Let’s get to grips with the buzzwords at the foundation of AI linguistics. These core terms and concepts are crucial to understanding the crux of machine translation.

Artificial Intelligence (“AI”) – It’s been a buzzword for a while, and has found useful integration at varying degrees across most industries. It’s our insatiable fascination with being able to create machines that could potentially match our level of intelligence. A fascination often accompanied by a reasonable level of concern, namely the fear of being replaced by something that may surpass the processing power of our human brains.

Natural Language Processing (“NLP”) – This tool is essential in identifying language, parsing input, and enabling communication. AI requires NLP technology to analyse language structures to then store linguistic data in a meaningful manner. Consequently, it can automate reasoning, draw conclusions, and ultimately detect and extrapolate self-constructed models and structures via machine learning techniques.

Rule-Based Machine Translation (“RbMT”) – Automated and machine-driven translation systems have a long history. During the early stages of their development, the focus was on building rule-based machine translation processes. RbMT comprises a list of grammatical and structural rules relevant to each language, and combines that with vocabulary lists, dictionaries, and glossaries. For decades, global corporations spent astronomical amounts trying to translate documents this way.
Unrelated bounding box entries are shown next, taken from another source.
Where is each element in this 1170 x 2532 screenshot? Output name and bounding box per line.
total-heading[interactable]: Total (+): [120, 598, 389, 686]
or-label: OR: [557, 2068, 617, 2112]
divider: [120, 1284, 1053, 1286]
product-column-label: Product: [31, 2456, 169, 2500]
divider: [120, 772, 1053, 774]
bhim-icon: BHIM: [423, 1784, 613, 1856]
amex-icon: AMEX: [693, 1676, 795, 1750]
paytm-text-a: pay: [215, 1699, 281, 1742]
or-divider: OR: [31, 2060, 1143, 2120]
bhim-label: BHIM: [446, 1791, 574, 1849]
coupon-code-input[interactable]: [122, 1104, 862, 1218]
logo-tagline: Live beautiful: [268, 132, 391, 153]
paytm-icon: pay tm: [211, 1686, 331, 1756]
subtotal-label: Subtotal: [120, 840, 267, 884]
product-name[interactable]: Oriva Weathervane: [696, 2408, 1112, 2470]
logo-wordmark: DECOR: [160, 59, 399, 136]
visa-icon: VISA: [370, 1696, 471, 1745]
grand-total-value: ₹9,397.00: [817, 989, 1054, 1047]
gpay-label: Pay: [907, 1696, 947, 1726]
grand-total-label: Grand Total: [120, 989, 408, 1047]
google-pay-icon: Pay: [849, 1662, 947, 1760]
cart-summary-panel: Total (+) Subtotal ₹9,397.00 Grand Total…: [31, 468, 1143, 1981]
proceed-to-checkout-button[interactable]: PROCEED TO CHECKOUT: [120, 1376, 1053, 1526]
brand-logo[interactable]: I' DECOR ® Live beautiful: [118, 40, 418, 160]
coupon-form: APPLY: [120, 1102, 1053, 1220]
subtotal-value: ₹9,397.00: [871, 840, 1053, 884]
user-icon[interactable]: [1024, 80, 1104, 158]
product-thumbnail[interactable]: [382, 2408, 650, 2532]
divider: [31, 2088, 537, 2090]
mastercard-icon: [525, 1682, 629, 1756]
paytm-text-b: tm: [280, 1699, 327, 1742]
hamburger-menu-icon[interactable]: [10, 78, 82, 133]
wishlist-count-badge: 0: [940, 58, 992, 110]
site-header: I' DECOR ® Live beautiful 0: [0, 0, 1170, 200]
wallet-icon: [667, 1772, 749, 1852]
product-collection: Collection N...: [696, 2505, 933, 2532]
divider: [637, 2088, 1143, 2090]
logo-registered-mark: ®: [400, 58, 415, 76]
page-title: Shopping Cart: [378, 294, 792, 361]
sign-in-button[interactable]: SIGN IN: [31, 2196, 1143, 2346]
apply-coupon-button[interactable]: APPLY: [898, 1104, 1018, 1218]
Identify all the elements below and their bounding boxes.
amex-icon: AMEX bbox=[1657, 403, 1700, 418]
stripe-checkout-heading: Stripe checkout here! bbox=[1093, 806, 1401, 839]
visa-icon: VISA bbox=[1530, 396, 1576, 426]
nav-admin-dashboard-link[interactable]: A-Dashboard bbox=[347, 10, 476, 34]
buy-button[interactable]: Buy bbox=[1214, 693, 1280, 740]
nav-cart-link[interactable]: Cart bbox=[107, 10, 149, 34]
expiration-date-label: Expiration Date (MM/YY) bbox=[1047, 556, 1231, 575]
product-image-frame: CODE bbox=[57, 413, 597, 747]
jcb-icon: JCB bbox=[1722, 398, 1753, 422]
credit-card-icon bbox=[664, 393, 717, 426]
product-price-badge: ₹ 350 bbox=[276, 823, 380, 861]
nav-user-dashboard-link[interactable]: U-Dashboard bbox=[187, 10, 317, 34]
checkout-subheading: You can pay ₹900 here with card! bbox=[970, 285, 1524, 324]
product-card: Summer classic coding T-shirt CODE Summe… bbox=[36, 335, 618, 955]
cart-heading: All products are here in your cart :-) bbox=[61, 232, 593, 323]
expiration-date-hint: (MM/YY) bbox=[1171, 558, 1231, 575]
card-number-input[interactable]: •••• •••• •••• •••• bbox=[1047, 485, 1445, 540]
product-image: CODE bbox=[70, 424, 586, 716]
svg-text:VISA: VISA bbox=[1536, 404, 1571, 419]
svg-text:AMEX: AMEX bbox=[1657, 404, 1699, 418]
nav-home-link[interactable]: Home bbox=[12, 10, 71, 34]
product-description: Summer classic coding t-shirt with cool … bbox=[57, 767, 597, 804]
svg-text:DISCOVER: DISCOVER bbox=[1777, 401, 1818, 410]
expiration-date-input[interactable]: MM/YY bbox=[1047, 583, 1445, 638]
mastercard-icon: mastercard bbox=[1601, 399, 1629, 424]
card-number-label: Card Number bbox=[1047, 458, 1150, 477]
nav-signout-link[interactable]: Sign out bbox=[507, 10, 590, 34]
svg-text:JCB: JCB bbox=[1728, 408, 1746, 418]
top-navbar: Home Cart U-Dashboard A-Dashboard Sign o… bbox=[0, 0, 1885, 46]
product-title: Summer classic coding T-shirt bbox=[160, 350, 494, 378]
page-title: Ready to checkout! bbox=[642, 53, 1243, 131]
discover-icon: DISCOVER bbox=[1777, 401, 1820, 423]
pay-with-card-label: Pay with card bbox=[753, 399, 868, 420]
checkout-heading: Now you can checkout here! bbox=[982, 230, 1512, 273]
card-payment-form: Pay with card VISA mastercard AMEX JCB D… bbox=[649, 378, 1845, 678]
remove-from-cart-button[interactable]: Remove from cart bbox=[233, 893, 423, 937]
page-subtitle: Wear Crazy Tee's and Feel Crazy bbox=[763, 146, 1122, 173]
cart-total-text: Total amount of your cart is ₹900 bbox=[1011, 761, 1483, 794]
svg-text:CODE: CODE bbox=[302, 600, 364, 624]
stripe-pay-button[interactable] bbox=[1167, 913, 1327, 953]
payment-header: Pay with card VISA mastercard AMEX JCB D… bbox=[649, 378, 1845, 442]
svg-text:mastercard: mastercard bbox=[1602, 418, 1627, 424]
However, due to the many irregularities of languages, and the many situations where choosing the right word depends on context, it was often impossible to create even vaguely comprehensible content for a target audience.

Statistical Machine Translation (“SMT”) – Phrase-based statistical machine translation was the next step in the developmental focus on looking at a combination of words which constitute one lexical unit. A lexical unit — also called “phraseme”— refers to a meaning expressed by a combination of words where each may individually have a different meaning not directly contributing to the meaning of the phrase as a whole.

Neural Machine Translation (“NMT”) – These systems go one step further and look at complete sentences instead of chunks of words. They consider words not only as a combination of letters, but also take their relations to any other words in the sentence and even paragraphs into account. All that information and context then forms so-called “word vectors” which are stored in the NMT, optimised, and updated based on on-going statistical learnings and feedback. NMT results in much better readability and fluency, but it tends to struggle with specific terms. It often puts more weight on sentences as a whole, than specific words in cases where there is no perfect match.

AI has, without a doubt, already recorded astounding achievements: beating the world’s best chess player, and 20 years later defeating the world’s champion in Go – a board game long considered to be impossible to master by any machine. Attempts have been made recently to beat humans in translation competitions, but in that field machines have so far failed to surpass the human mind. It seems that the hard-to-define nuances and subtleties of naturally developing languages are still too difficult to understand and process for any AI systems.